POSTED: 1:30 a.m. HST, Jul 30, 2011
LAST UPDATED: 2:26 p.m. HST, Aug 5, 2011
WASHINGTON » Democrats ratcheted up the pressure on airlines Friday to give back the windfall they've reaped by raising fares during the tax holiday created by the partial shutdown of the Federal Aviation Administration. But it was unclear how much leverage they have to force the issue.
Two more groups of senators sent letters to airline CEOs and other industry officials asking them to roll back fare increases. The FAA's operating authority — and airlines' authority to collect $30 million a day in federal ticket taxes — expired last week as the result of a legislative stalemate between the House and Senate. Within 24 hours most major airlines had raised their fares in amounts roughly equal to the taxes passengers were no longer being charged.
One letter was signed by Finance Committee Chairman Max Baucus of Montana and six other senators, including Commerce, Science and Transportation Committee Chairman Jay Rockefeller of West Virginia. Baucus' committee handles tax issues, including airline ticket taxes, and Rockefeller's committee oversees the FAA. The letter asks airlines to lower their fares in an amount equivalent to the taxes not being charged.
"For some passengers, this could reduce the cost of flying by upwards of 10 percent per flight, or hundreds of dollars for frequent flyers," the letter said.
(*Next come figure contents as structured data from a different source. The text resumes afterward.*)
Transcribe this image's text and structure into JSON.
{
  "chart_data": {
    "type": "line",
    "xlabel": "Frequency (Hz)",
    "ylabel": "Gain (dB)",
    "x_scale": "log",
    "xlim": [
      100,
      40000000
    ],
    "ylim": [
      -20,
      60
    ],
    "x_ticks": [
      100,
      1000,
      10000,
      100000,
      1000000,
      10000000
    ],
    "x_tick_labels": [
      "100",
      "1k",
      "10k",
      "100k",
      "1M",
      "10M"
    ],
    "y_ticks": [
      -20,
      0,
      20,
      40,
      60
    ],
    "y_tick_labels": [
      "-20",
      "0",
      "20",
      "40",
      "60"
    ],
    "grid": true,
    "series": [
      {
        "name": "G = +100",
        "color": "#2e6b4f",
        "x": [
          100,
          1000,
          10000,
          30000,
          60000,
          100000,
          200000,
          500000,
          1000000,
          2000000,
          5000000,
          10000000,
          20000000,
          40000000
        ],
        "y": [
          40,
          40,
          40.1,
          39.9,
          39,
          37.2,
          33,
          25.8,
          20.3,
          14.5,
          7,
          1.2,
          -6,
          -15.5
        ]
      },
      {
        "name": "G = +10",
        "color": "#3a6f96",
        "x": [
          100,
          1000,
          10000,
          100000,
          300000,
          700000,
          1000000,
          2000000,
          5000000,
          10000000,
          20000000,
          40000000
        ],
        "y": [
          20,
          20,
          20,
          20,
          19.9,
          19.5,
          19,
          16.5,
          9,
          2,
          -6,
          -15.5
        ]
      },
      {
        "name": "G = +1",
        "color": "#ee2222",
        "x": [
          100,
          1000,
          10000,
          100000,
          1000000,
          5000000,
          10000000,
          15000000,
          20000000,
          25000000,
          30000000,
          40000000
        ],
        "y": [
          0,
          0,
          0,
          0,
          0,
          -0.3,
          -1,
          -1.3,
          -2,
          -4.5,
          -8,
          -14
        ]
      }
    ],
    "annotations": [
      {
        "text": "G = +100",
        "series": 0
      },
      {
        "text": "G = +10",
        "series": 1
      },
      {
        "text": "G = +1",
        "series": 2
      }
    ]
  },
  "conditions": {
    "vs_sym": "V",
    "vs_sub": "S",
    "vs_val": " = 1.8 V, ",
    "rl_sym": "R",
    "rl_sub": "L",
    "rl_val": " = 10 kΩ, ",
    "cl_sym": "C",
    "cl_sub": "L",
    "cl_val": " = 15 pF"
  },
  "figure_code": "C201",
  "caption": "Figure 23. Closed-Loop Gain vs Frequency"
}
Airline ticket taxes go into a trust fund that pays for the majority of the FAA's $16 billion budget. The shutdown has forced the agency to furlough 4,000 workers, halt the processing of $2.5 billion in airport construction grants and issue stop-work orders for nearly 200 construction projects, from airport control towers to runway safety lights. The construction industry estimates as many as 70,000 private-sector workers have been, or will likely be, laid off during the shutdown.
Air traffic controllers and safety inspectors, whose salaries are paid with money separate from the trust fund, have remained at work.